[bot] Add Replicate Python SDK native integration for run, stream, and predictions execution instrumentation

## Summary

The Replicate Python SDK (`replicate`) is the official Python client for Replicate, a platform for running AI models (LLMs, image generation, video, audio, and more) in the cloud. Its `replicate.run()` and `replicate.predictions.create()` APIs are the primary execution surfaces. The latest release is **v1.0.7 (May 27, 2026)**. This repository has zero native instrumentation for any `replicate` SDK execution surface — no integration directory, no wrapper, no patcher, no `auto_instrument()` support.

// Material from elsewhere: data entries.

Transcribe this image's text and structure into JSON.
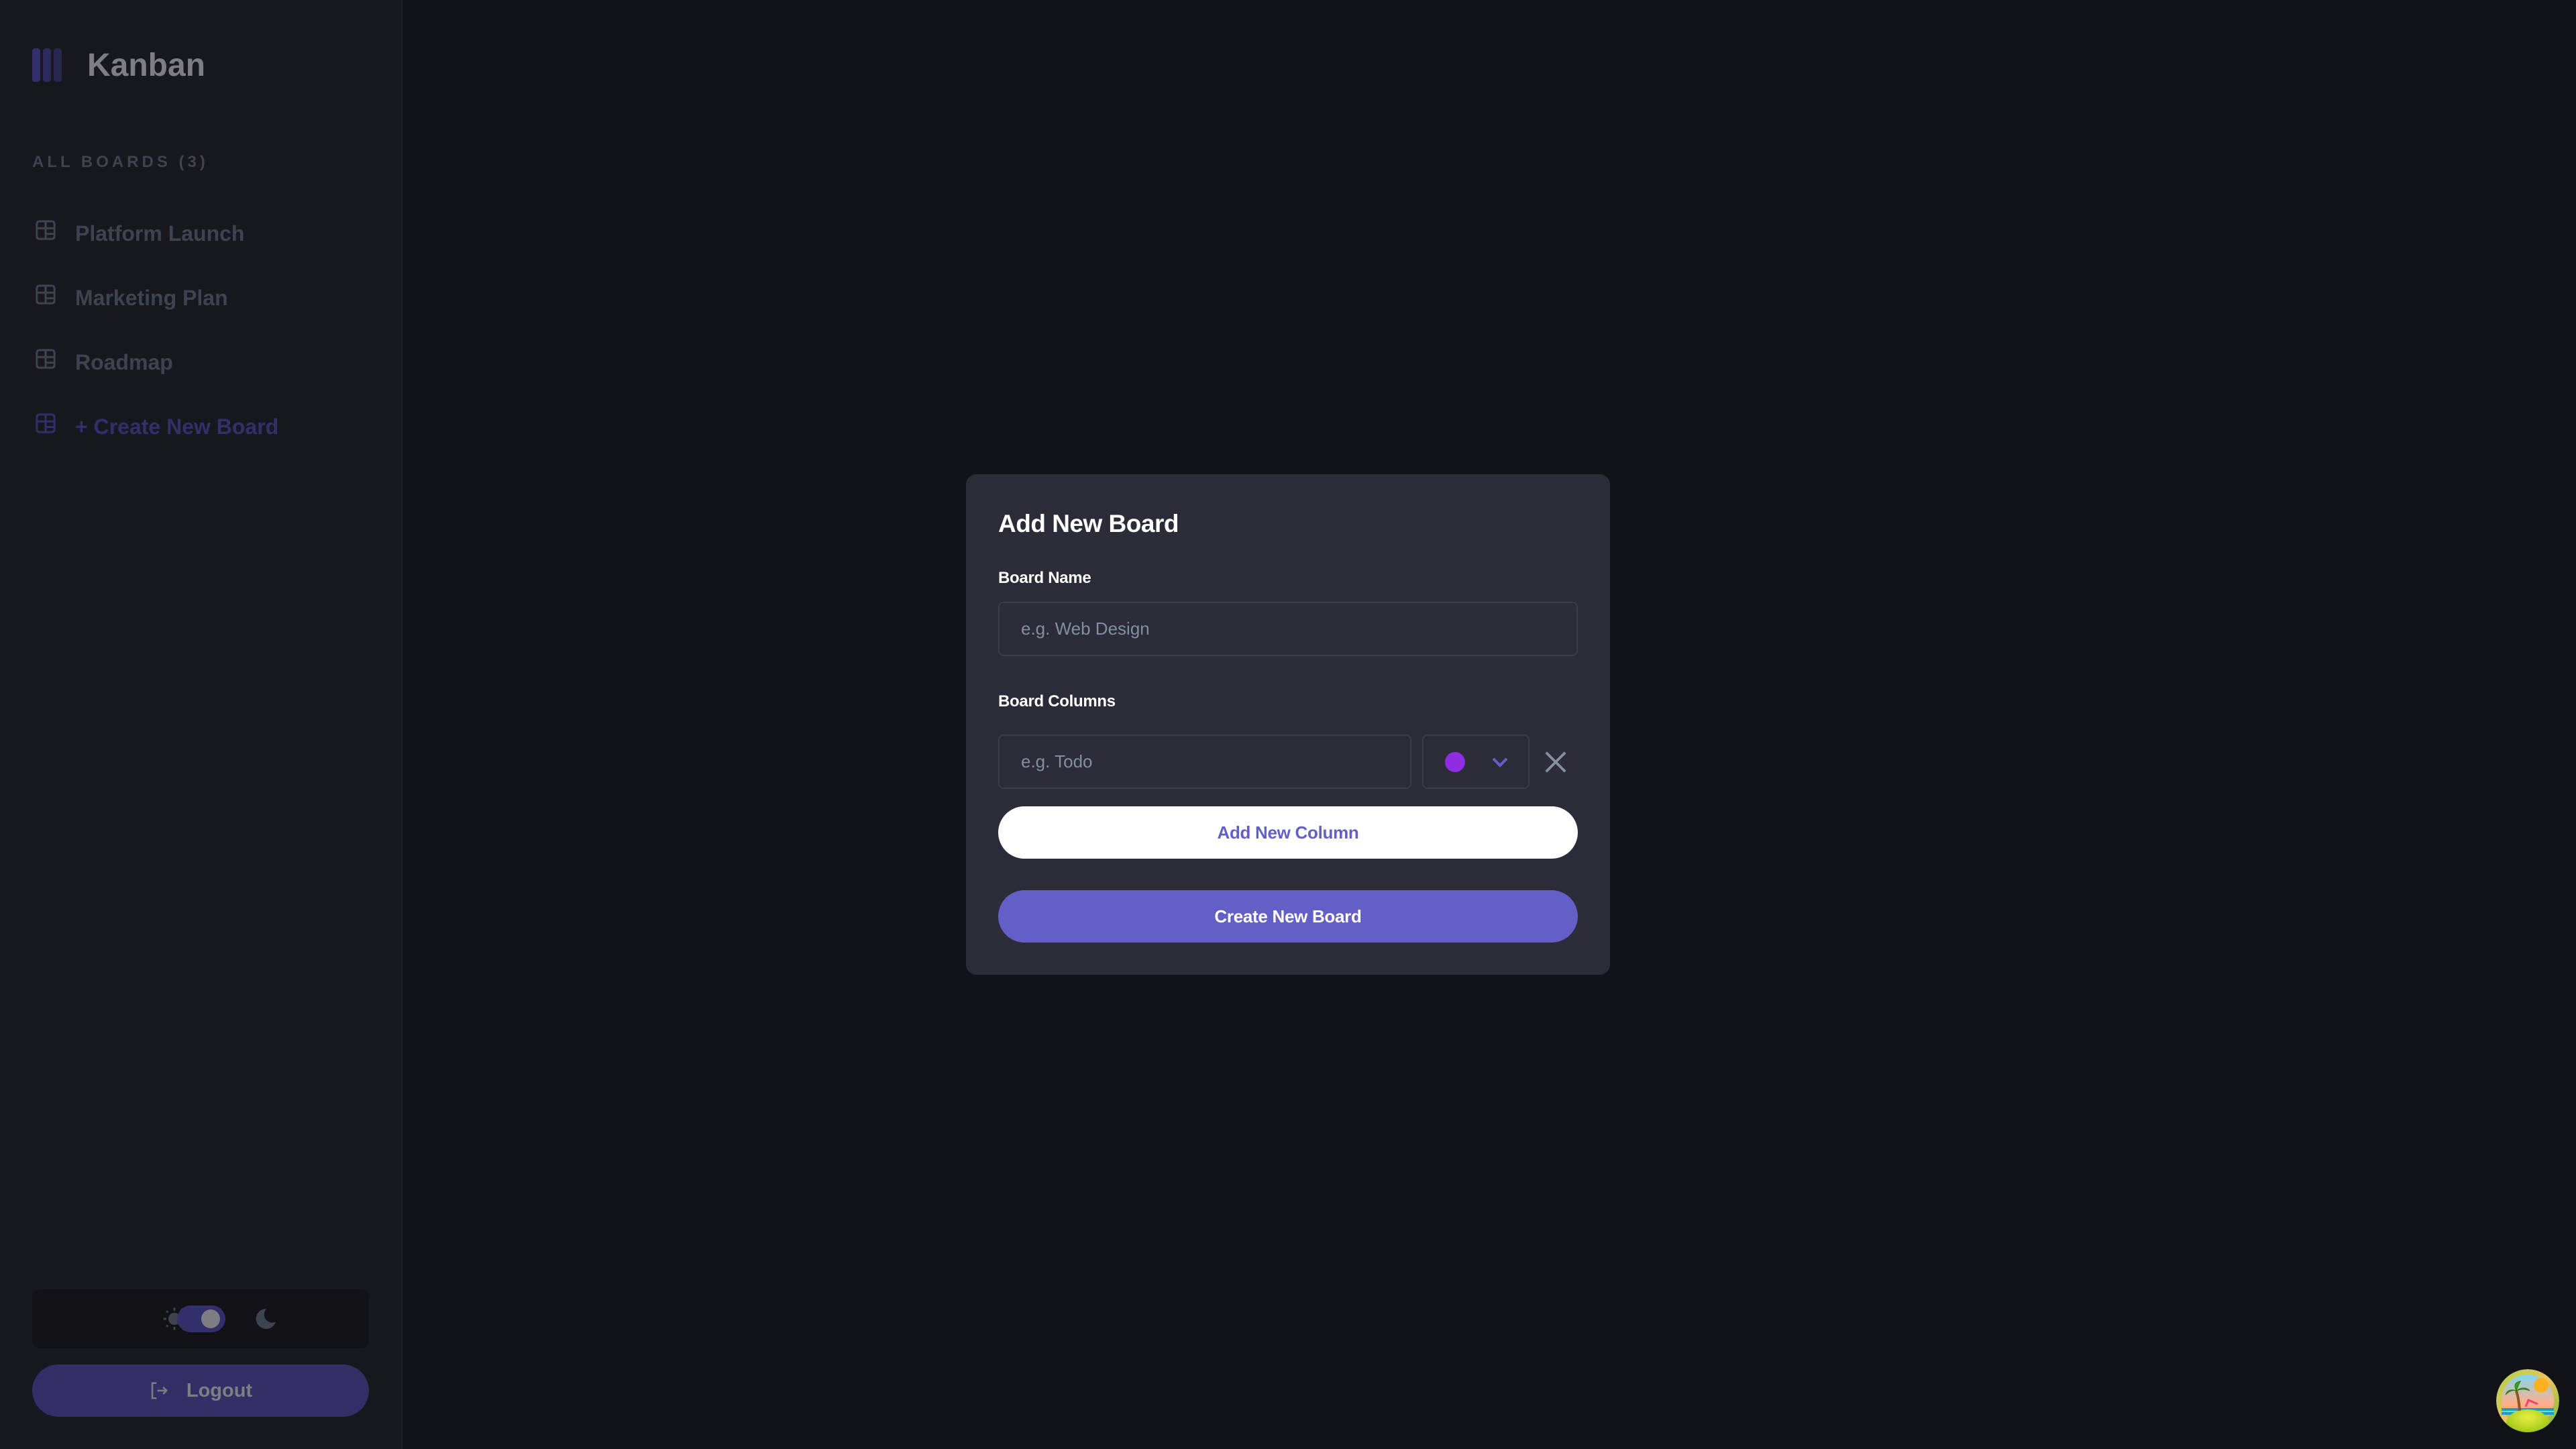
{
  "app": {
    "title": "Kanban"
  },
  "colors": {
    "accent": "#635fc7",
    "accent_dim": "#332f6a",
    "sidebar_bg": "#17181d",
    "main_bg": "#111118",
    "modal_bg": "#2b2c37",
    "muted_text": "#3e4350",
    "placeholder": "#828fa3",
    "column_color": "#8e2de2"
  },
  "sidebar": {
    "boards_label": "ALL BOARDS (3)",
    "boards": [
      {
        "label": "Platform Launch",
        "icon": "board-icon"
      },
      {
        "label": "Marketing Plan",
        "icon": "board-icon"
      },
      {
        "label": "Roadmap",
        "icon": "board-icon"
      }
    ],
    "create_label": "+ Create New Board",
    "theme": {
      "light_icon": "sun-icon",
      "dark_icon": "moon-icon",
      "mode": "dark"
    },
    "logout_label": "Logout",
    "logout_icon": "logout-icon"
  },
  "modal": {
    "title": "Add New Board",
    "board_name_label": "Board Name",
    "board_name_placeholder": "e.g. Web Design",
    "board_name_value": "",
    "columns_label": "Board Columns",
    "columns": [
      {
        "placeholder": "e.g. Todo",
        "value": "",
        "color": "#8e2de2"
      }
    ],
    "add_column_label": "Add New Column",
    "create_label": "Create New Board"
  },
  "avatar": {
    "icon": "tropical-island-avatar"
  }
}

Braintrust documents a [gateway/proxy-based integration with Replicate](https://www.braintrust.dev/docs/integrations/ai-providers/replicate) where users route Replicate calls through the Braintrust gateway using an OpenAI-compatible client. This approach does not cover users of the **native `replicate` Python SDK**, which has its own distinct API (`replicate.run("owner/model", input={...})`). The `replicate` SDK is not an `openai.OpenAI` subclass and cannot be wrapped with `wrap_openai()`.

The same pattern exists for other providers in this repo: Mistral, OpenRouter, xAI, Groq, and Together AI all have OpenAI-compatible endpoints, yet received dedicated native integrations because users following official provider documentation and `pip install <provider>` get zero Braintrust tracing from the OpenAI wrapper alone.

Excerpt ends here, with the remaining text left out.